Spontaneität trifft auf Materie: Die Künstlerin verbindet in ihren intuitiven Werken klassische Acrylmalerei mit Elementen wie Sand, Kohle und Collagen.

Atelieraufnahme, 2025

Über die Ausstellung

Die Ausstellung „Metamorphose“ im Götzental ist eine Einladung, die Stille zwischen den Pinselstrichen zu hören. Birgitta Heckenberger nutzt Pigmente, die sie oft selbst aus Erden und Mineralien gewinnt, um eine direkte Verbindung zur Natur herzustellen.

Werkschau

Ausgewählte Exponate

Biografie

Wurzeln & Rückkehr

Geboren 1958 in Radolfzell am Bodensee, führte mich mein Lebensweg 1979 zunächst in den Raum Stuttgart.
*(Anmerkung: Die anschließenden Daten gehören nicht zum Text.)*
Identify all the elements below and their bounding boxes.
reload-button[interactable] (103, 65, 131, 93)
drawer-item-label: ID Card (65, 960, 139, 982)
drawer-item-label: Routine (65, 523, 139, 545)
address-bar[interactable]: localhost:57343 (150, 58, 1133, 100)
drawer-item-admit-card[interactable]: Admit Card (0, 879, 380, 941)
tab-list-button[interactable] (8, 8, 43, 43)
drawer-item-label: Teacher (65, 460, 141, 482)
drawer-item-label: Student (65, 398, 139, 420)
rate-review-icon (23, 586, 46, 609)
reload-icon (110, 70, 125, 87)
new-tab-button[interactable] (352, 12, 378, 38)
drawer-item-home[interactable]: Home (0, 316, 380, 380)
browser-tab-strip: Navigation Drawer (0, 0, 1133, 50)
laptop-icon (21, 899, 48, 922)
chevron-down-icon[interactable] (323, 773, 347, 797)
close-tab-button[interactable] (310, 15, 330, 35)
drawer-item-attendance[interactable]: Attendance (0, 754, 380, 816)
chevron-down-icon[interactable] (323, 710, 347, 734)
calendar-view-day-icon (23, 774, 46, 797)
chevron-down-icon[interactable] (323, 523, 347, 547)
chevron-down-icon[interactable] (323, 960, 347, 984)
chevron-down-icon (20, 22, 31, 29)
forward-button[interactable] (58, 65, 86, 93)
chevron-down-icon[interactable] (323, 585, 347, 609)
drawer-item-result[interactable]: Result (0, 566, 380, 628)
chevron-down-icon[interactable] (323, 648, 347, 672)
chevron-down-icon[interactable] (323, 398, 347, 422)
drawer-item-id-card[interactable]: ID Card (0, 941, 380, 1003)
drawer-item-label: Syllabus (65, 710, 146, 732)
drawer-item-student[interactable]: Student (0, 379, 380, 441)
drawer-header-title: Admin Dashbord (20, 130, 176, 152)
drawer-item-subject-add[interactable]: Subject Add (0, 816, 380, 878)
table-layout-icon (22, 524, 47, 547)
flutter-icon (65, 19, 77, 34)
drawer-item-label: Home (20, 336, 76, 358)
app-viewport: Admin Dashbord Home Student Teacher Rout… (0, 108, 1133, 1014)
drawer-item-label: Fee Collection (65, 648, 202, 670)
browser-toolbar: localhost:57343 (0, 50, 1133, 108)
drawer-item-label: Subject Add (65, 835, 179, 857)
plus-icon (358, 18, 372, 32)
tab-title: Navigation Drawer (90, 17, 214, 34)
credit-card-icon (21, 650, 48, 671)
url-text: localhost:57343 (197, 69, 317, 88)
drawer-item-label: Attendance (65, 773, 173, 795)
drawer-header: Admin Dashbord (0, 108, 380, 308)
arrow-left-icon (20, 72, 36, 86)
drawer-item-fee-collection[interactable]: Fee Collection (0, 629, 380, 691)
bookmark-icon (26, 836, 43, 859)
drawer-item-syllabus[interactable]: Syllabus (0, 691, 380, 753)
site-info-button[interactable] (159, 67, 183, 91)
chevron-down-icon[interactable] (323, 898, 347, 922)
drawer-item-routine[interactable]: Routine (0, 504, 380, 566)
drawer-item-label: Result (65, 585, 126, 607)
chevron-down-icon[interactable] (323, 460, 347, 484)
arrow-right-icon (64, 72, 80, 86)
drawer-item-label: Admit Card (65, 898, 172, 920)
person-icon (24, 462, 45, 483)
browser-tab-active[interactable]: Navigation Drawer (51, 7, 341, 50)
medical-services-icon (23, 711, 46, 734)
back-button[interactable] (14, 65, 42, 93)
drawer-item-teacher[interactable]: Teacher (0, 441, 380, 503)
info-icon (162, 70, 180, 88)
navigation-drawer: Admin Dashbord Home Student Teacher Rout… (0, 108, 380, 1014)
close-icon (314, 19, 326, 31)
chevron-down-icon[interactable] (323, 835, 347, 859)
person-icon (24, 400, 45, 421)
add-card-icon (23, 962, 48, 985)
Nach einer langjährigen Tätigkeit als Dentalhygienikerin kehrte ich im Jahr 2017 schließlich zu meinen Ursprüngen zurück. Heute lebe und arbeite ich auf der malerischen Halbinsel Höri, deren Landschaft und Licht meine künstlerische Arbeit massgeblich beeinflussen.

Künstlerischer Werdegang

Ein entscheidender Wendepunkt war das Jahr 2009: Die Begegnung mit dem Illustrator und Maler Christian Lothspeich prägte meinen künstlerischen Weg nachhaltig. Meinen individuellen Malstil entwickelte ich in der Folgezeit sowohl autodidaktisch als auch durch die Vertiefung in verschiedenen Kunstkursen stetig weiter.

Philosophie & Technik

Meine Bilder entstehen aus einem spontanen, inneren Impuls heraus – intuitiv und experimentell. Im Zentrum steht der Prozess des Suchens und Findens, bei dem oft grossflächige Pinselstriche auf feine Details treffen.

"Ich arbeite mit Schüttungen, Collagierungen und bewussten partiellen Zerstörungen, um Schichten der Tiefe zu erzeugen."